A large-scale study analyzing the link between recovery sleep and mortality found that getting about one hour of additional sleep after a sleep-deprived day significantly reduces the risk of premature death, a Tsinghua University research team in China reported in the journal Nature Communications on Thursday.
The team analyzed more than 574,000 days of sleep data from approximately 85,000 participants in the UK Biobank. Participants wore wrist-worn sleep tracking devices, and their average daily sleep was 6.43 hours. About 30 percent of the participants experienced "sleep restriction," sleeping less than their personal average or the average for their age group. Of these, nearly half showed a "recovery sleep" pattern, sleeping about one hour more on the day after sleep restriction. Notably, most of the recovery sleep occurred on weekdays rather than weekends.
Participants who did not take recovery sleep after sleep restriction had a 15 percent higher probability of all-cause mortality over the following eight years compared with the group that experienced no sleep restriction. The gap was even more pronounced among those with chronic sleep deprivation, who slept an average of only 5.7 hours excluding sleep-restriction periods and the days surrounding them. By contrast, the mortality risk of the group that took additional sleep the day after sleep deprivation showed no statistically significant difference from those who routinely got sufficient sleep. The same pattern was confirmed when sleep deprivation continued for one or two consecutive days, and verification using data from the U.S. National Health and Nutrition Examination Survey (NHANES) yielded similar results.

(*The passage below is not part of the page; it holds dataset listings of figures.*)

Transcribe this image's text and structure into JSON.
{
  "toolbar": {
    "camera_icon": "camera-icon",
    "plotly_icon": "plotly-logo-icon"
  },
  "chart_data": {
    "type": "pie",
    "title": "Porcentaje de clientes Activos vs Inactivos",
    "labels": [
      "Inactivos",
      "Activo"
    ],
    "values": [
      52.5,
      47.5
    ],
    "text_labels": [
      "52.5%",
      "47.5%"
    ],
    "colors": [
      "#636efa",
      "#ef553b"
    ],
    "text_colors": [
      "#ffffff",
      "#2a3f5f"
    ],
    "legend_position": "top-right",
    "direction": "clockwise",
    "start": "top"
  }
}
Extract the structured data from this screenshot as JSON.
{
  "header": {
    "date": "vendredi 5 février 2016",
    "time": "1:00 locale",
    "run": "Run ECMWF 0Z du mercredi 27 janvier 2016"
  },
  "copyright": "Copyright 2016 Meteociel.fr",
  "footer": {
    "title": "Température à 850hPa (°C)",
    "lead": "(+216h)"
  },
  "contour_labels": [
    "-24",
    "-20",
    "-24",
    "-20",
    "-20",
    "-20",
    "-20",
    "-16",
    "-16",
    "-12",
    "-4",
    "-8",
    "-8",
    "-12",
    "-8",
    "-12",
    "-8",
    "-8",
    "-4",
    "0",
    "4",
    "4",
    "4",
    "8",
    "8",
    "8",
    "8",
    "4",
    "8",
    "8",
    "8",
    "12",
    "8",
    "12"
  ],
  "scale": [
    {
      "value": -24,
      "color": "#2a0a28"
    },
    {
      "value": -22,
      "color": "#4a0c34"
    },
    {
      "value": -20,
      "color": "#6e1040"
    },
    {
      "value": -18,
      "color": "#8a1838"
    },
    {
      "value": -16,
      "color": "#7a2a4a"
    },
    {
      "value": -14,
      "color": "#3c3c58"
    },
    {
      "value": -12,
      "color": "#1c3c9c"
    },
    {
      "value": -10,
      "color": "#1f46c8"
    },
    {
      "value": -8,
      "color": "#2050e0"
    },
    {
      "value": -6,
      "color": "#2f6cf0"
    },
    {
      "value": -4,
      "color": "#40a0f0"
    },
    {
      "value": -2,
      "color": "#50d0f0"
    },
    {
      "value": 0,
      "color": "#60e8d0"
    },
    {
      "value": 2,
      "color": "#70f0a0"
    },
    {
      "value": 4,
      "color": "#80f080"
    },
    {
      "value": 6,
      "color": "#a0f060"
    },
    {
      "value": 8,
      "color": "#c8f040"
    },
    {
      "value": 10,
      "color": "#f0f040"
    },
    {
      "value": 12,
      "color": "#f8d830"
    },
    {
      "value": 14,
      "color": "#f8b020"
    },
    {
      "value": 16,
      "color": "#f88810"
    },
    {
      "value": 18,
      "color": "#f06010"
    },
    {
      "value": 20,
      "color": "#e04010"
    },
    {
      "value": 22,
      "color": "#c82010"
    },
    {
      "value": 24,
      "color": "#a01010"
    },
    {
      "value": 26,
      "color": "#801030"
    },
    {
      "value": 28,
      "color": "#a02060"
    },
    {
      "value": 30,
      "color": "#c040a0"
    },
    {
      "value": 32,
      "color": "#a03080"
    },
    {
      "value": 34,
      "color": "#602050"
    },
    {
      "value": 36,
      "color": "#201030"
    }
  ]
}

There are limits to interpreting the study, however. Jean-Philippe Chaput, a sleep expert at the University of Ottawa in Canada, said the findings are "consistent with the biological mechanism that recovery sleep can partially compensate for acute sleep deprivation," but added that the observational nature of the study makes it impossible to prove that sleep deprivation directly causes death or that recovery sleep prevents it. "The fact that recovery sleep is possible should not be interpreted as meaning that repeatedly cutting sleep during weekdays is harmless," he stressed.